Art beat // Hand-made objects of desire

More than 250 artists and artisans are expected to travel from around the country to the American Craft Council’s three-day show in St. Paul this month, but for some the journey will be as easy as a drive across the river.

Among the locals appearing this year are several craftspeople with Southwest ties, including Judith Kinghorn, a jewelry maker who keeps a studio near the intersection of Aldrich Avenue and West 26th Street in The Wedge neighborhood. Kinghorn was apologetic when she received a visitor there in late March: Her studio was in disarray because of a recent move from a nearby building, and she was short on time, needing to catch a flight soon to New York City where she was exhibiting in the CraftNEWYORK show.

Kinghorn didn’t disappoint, though, leading her visitor through the piles of boxes to a backroom safe from which she produced piece after piece of stunning gold and sterling silver jewelry. There was her allium stickpin, looking like a supernova burst of delicate flower buds, and her chrysanthemum brooch, a slow-burning fireball of oxidized gold that is one of her signature pieces.

They don’t sparkle so much as smolder. Kinghorn prefers the “more subdued look” of oxidized metal, and her flower-inspired jewelry has a subtle, velvety glow.

Kinghorn said she’s been making jewelry “obsessively since 1989” after prior careers in fields as different as transportation planning and interior design. She started out making earrings for friends, and the hobby quickly became a vocation.

Her early pieces took geometric forms that reflected an interest in architecture. She was commissioned to produce a commemorative brooch for the 1993 opening of the Weisman Art Museum on the University of Minnesota campus, and she came up with a piece that mimicked the stainless steel carapace designed for the building by architect Frank Gehry.

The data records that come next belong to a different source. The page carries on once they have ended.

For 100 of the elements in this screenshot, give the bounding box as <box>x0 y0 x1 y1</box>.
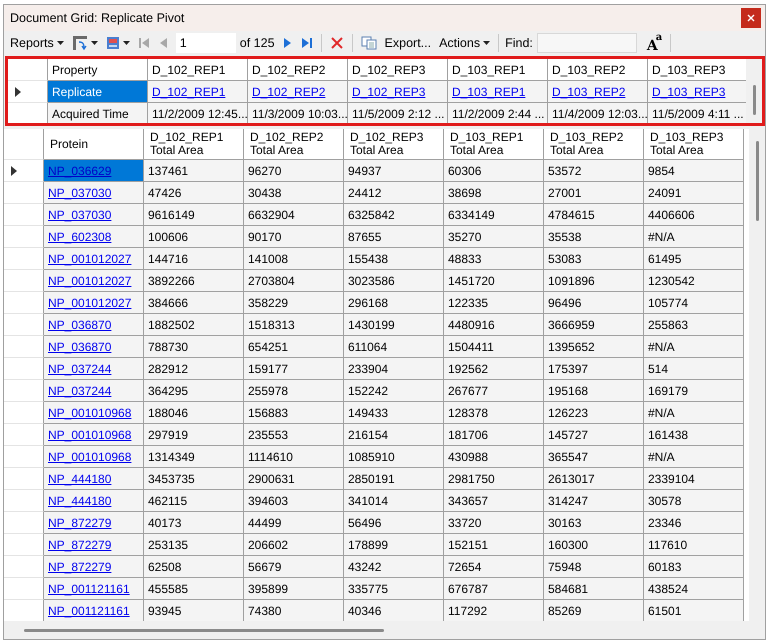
table-cell: 161438 <box>644 424 744 446</box>
table-cell: 27001 <box>544 182 644 204</box>
last-page-icon <box>300 37 313 49</box>
table-cell: 1085910 <box>344 446 444 468</box>
table-cell: 156883 <box>244 402 344 424</box>
page-number-field[interactable]: 1 <box>176 33 236 53</box>
column-subtitle: Total Area <box>350 144 404 157</box>
column-subtitle: Total Area <box>550 144 604 157</box>
table-cell: 56496 <box>344 512 444 534</box>
table-cell: 60183 <box>644 556 744 578</box>
table-cell: 35270 <box>444 226 544 248</box>
table-cell: 6334149 <box>444 204 544 226</box>
table-cell: 44499 <box>244 512 344 534</box>
find-field[interactable] <box>536 33 637 53</box>
table-cell: 128378 <box>444 402 544 424</box>
table-cell: 384666 <box>144 292 244 314</box>
table-cell: 56679 <box>244 556 344 578</box>
table-cell: 611064 <box>344 336 444 358</box>
row-selector[interactable] <box>8 81 48 103</box>
table-cell: 30438 <box>244 182 344 204</box>
table-cell: 314247 <box>544 490 644 512</box>
table-cell: #N/A <box>644 402 744 424</box>
table-cell: 2339104 <box>644 468 744 490</box>
table-cell: 175397 <box>544 358 644 380</box>
table-cell: 60306 <box>444 160 544 182</box>
table-cell: 160300 <box>544 534 644 556</box>
table-cell: 2981750 <box>444 468 544 490</box>
previous-page-icon <box>158 37 170 49</box>
table-cell: 365547 <box>544 446 644 468</box>
table-cell: 61495 <box>644 248 744 270</box>
table-cell: 11/4/2009 12:03... <box>548 103 648 123</box>
table-cell: 152151 <box>444 534 544 556</box>
row-selector[interactable] <box>4 160 44 182</box>
table-cell: 47426 <box>144 182 244 204</box>
reports-menu[interactable]: Reports <box>8 33 66 53</box>
table-cell: 30578 <box>644 490 744 512</box>
table-cell: 94937 <box>344 160 444 182</box>
table-cell: 4784615 <box>544 204 644 226</box>
column-title: D_103_REP2 <box>550 131 624 144</box>
column-subtitle: Total Area <box>650 144 704 157</box>
table-cell: 74380 <box>244 600 344 621</box>
table-cell: 9854 <box>644 160 744 182</box>
column-subtitle: Total Area <box>450 144 504 157</box>
actions-menu[interactable]: Actions <box>437 33 492 53</box>
grid-layout-icon <box>106 36 120 50</box>
table-cell: 3892266 <box>144 270 244 292</box>
table-cell: 3023586 <box>344 270 444 292</box>
scrollbar-thumb[interactable] <box>752 85 756 115</box>
table-cell: 1451720 <box>444 270 544 292</box>
table-cell: 2613017 <box>544 468 644 490</box>
table-cell: 61501 <box>644 600 744 621</box>
table-cell: 96270 <box>244 160 344 182</box>
table-cell: #N/A <box>644 226 744 248</box>
table-cell: 38698 <box>444 182 544 204</box>
window-title: Document Grid: Replicate Pivot <box>10 11 184 25</box>
close-button[interactable] <box>741 8 761 28</box>
table-cell: 137461 <box>144 160 244 182</box>
table-cell: 11/2/2009 2:44 ... <box>448 103 548 123</box>
table-cell: 43242 <box>344 556 444 578</box>
first-page-icon <box>138 37 150 49</box>
column-header: D_102_REP3 <box>348 59 448 81</box>
column-header: Property <box>48 59 148 81</box>
table-cell: 11/3/2009 10:03... <box>248 103 348 123</box>
table-cell: 1882502 <box>144 314 244 336</box>
table-cell: 178899 <box>344 534 444 556</box>
table-cell: 192562 <box>444 358 544 380</box>
table-cell: 149433 <box>344 402 444 424</box>
table-cell: 105774 <box>644 292 744 314</box>
column-header: D_102_REP1 <box>148 59 248 81</box>
table-cell: 235553 <box>244 424 344 446</box>
column-title: D_103_REP3 <box>650 131 724 144</box>
table-cell: 1518313 <box>244 314 344 336</box>
current-row-icon <box>15 86 21 96</box>
scrollbar-thumb[interactable] <box>756 141 758 221</box>
row-header: Acquired Time <box>48 103 148 123</box>
table-cell: 62508 <box>144 556 244 578</box>
table-cell: 1230542 <box>644 270 744 292</box>
table-cell: 85269 <box>544 600 644 621</box>
table-cell: 1504411 <box>444 336 544 358</box>
table-cell: 6325842 <box>344 204 444 226</box>
table-cell: 152242 <box>344 380 444 402</box>
column-title: D_102_REP3 <box>350 131 424 144</box>
table-cell: 23346 <box>644 512 744 534</box>
column-header: D_103_REP2 <box>548 59 648 81</box>
table-cell: 282912 <box>144 358 244 380</box>
table-cell: 87655 <box>344 226 444 248</box>
table-cell: 2703804 <box>244 270 344 292</box>
scrollbar-thumb[interactable] <box>24 628 384 632</box>
table-cell: 1430199 <box>344 314 444 336</box>
table-cell: 9616149 <box>144 204 244 226</box>
table-cell: 159177 <box>244 358 344 380</box>
table-cell: 394603 <box>244 490 344 512</box>
close-icon <box>747 14 755 22</box>
table-cell: 233904 <box>344 358 444 380</box>
table-cell: 206602 <box>244 534 344 556</box>
export-button[interactable]: Export... <box>382 33 434 53</box>
column-header: Protein <box>44 129 144 160</box>
column-subtitle: Total Area <box>150 144 204 157</box>
table-cell: 335775 <box>344 578 444 600</box>
table-cell: 430988 <box>444 446 544 468</box>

She made 145 of the brooches. It took her a year.

These days, Kinghorn finds her inspiration in nature, but she doesn’t set out to meticulously replicate specific flowers or plants. She lets the materials and her imagination guide her and, although her pieces often come to resemble specific organic forms, Kinghorn doesn’t name them until they’re completed, a labor-intensive process that typically takes around 40 to 60 hours for each piece of jewelry.

The ceramicist Julia Timm used to live in Kenwood, where neighbors might recall her large garden, a multi-year project that eventually swallowed her entire yard. Then, about eight years ago, Timm was swallowed up by ceramics, a new passion that took the place of gardening and cooking for the former stay-at-home mom and recent empty nester.

“I gave up gardening and I gave up cooking, and I just really focused on it fulltime,” she recalled. “I gave up seeing my friends for about three years.”

Timm now lives in a condominium downtown and works out of a studio in Northeast’s Northrup King Building, where she produces vases, tea kettles, tableware and other pieces intended to be both functional and decorative under the name Fresh Mud Pottery.

Timm cuts and assembles slabs of clay for her pieces instead of working on a potters’ wheel. She embraces right angles and sharp edges in her work, emulating the creases and folds of Japanese origami.

Unlike Kinghorn, who has participated in American Craft Council shows since the early ’90s, this marks Timm’s first time participating in the juried exhibition. Making it into the show was one of her long-term goals, she said.

“For many, many years I went to the craft council show as a consumer,” Timm said. “I had no idea I would ever walk down this road and make work myself.”


The American Craft Council St. Paul Show runs April 20–22 at St. Paul’s RiverCentre, 175 W. Kellogg Blvd. Hours are 10 a.m.–8 p.m. Friday, 10 a.m.–6 p.m. Saturday and 10 a.m.–5 p.m. Sunday. Admission is $12 for one day or $20 for all three days. Admission to a preview party, 6 p.m.–9 p.m. April 19, is $75.